People who strongly endorse statements like “I don’t trust new foods” or “I am very particular about the foods I eat” have what’s called food neophobia. It can lead to poor diet quality, resulting in nutritional deficiencies and higher risk of chronic disease.

As we predicted, we found that picky eaters scored worst on our tests of food recognition: Food neophobia is negatively correlated with food recognition ability.

Colour connects food neophobia to recognition

While we were publishing our results, other scientists were debating new findings about how the brain reacts to food and colour. Different research groups had identified brain areas in the visual system that responded preferentially to images of food. For instance, looking at a bowl of pasta would activate these brain areas, but not looking at a pile of string.

The scientific disagreement was about what it meant to identify a selectivity for food in areas of the brain already known for their responsiveness to colour.

One group proposed that these parts of the brain responded to colour because they are specialised to recognise food. The other group argued that colour was not critical to the brain’s response to food. They even showed they could get similar brain activation when people looked at gray-scale images of food.

Was it possible that colour was not critical to food recognition, while still playing a special role?
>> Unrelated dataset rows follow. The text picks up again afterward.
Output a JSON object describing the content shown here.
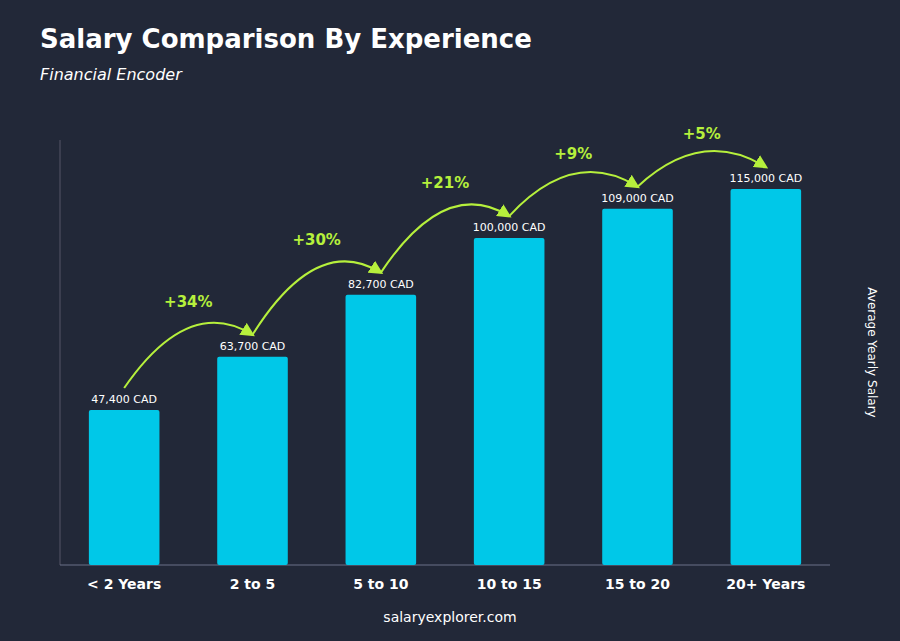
{
  "chart_data": {
    "type": "bar",
    "title": "Salary Comparison By Experience",
    "subtitle": "Financial Encoder",
    "ylabel": "Average Yearly Salary",
    "footer": "salaryexplorer.com",
    "categories": [
      "< 2 Years",
      "2 to 5",
      "5 to 10",
      "10 to 15",
      "15 to 20",
      "20+ Years"
    ],
    "values": [
      47400,
      63700,
      82700,
      100000,
      109000,
      115000
    ],
    "value_labels": [
      "47,400 CAD",
      "63,700 CAD",
      "82,700 CAD",
      "100,000 CAD",
      "109,000 CAD",
      "115,000 CAD"
    ],
    "data_labels": true,
    "annotations": [
      "+34%",
      "+30%",
      "+21%",
      "+9%",
      "+5%"
    ],
    "color": "#00c8e8",
    "ylim": [
      0,
      130000
    ],
    "tick_labels": "x",
    "grid": false
  }
}
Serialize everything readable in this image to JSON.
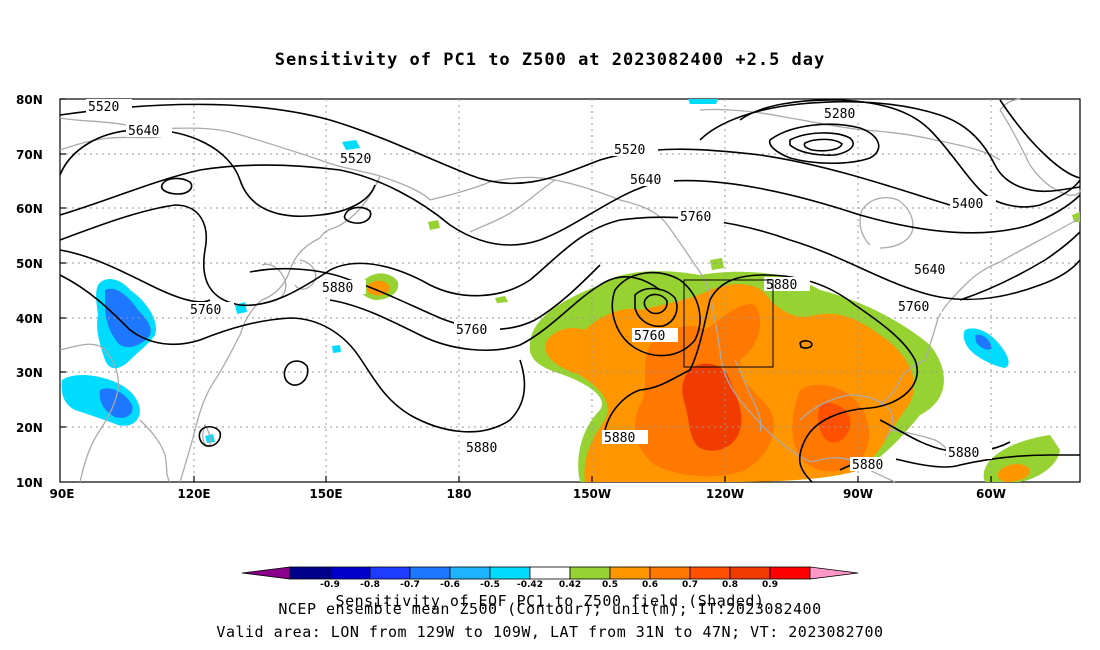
{
  "title": "Sensitivity of PC1 to Z500 at 2023082400 +2.5 day",
  "map": {
    "lat_labels": [
      "80N",
      "70N",
      "60N",
      "50N",
      "40N",
      "30N",
      "20N",
      "10N"
    ],
    "lon_labels": [
      "90E",
      "120E",
      "150E",
      "180",
      "150W",
      "120W",
      "90W",
      "60W"
    ],
    "contour_labels": [
      "5520",
      "5640",
      "5520",
      "5280",
      "5520",
      "5640",
      "5760",
      "5400",
      "5640",
      "5760",
      "5880",
      "5760",
      "5760",
      "5880",
      "5760",
      "5880",
      "5880",
      "5880",
      "5880"
    ],
    "box": {
      "lon_from": "129W",
      "lon_to": "109W",
      "lat_from": "31N",
      "lat_to": "47N"
    }
  },
  "colorbar": {
    "labels": [
      "-0.9",
      "-0.8",
      "-0.7",
      "-0.6",
      "-0.5",
      "-0.42",
      "0.42",
      "0.5",
      "0.6",
      "0.7",
      "0.8",
      "0.9"
    ],
    "colors": [
      "#8b008b",
      "#00008b",
      "#0000cd",
      "#1e3cff",
      "#1e78ff",
      "#1eb4ff",
      "#00dcff",
      "#ffffff",
      "#96d232",
      "#ff9600",
      "#ff7800",
      "#ff5000",
      "#f03c00",
      "#ff0000",
      "#ff96c8"
    ]
  },
  "footer": {
    "line1": "Sensitivity of EOF PC1 to Z500 field (Shaded)",
    "line2": "NCEP ensemble mean Z500 (Contour); unit(m); IT:2023082400",
    "line3": "Valid area: LON from 129W to 109W, LAT from 31N to 47N; VT: 2023082700"
  }
}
We decided to replicate our initial study, with images of food in gray scale.

The results could have been predicted by Child herself: Without colour, people unsurprisingly made a few more errors and mistook different dishes as the same kind of food, but the pattern of variation across people was otherwise unchanged. Those with a higher general visual ability did better with food, and we again found a specific ability for food that goes beyond this general effect.

But we did find one effect of removing colour: food neophobia was no longer correlated with food recognition ability. It was as if whatever advantage the adventurous eaters had gained over picky eaters was all dependent on colour.

Was it possible that colour was not critical to food recognition, while still playing a special role? (Photo: Getty Images)

Based on these results, we proposed two separate components of food-specific recognition ability. One is independent of colour and explains why the results are the same in the experiments with and without colour. The other one, related to emotional responses, is based on colour and evidenced by the finding that food neophobia is only related to food recognition when the food appears in colour.

We then made an entirely new prediction: Would people with colour blindness – men, really, because colour blindness affects 16 times more men than women – be less food neophobic than those with normal colour perception? Because someone who is colourblind experiences food in a restricted range of colour, some of the signals that raise flags about freshness, safety or otherwise drive anxiety about novel food could be limited.

We recruited participants online, including men in our study based on how they answered one question about colour blindness that was buried in a long screening questionnaire. Our participants had no idea that we were interested in colour blindness when we asked them then to fill out the Food Neophobia Scale that measures how resistant people are to new foods.

We found that colourblind men were indeed less food neophobic than non-colourblind men. We replicated this finding in another study, with colourblind men also reporting lower levels of food disgust. Seeing the world with a restricted colour palate seems to mitigate an emotion-based resistance to new foods.

Colour and emotional responses to food

Our research is broadly consistent with other findings. Colour can help you decide whether food is cooked or if produce is ripe or rotten, and people tend to prefer meals with a range of colourful foods. Other research shows that colour can influence what food tastes like. Some biologists have argued that the colouration of plants and the ability of animals to detect it have co-evolved.

The role of colour in emotional responses to food opens up new avenues for addressing extreme cases of food neophobia. As researchers learn more about the intricate relationship between colour perception and food, we might develop targeted interventions to improve dietary habits. Just like Julia Child’s colourful dishes, understanding and leveraging the power of colour could enhance the appreciation and enjoyment of food.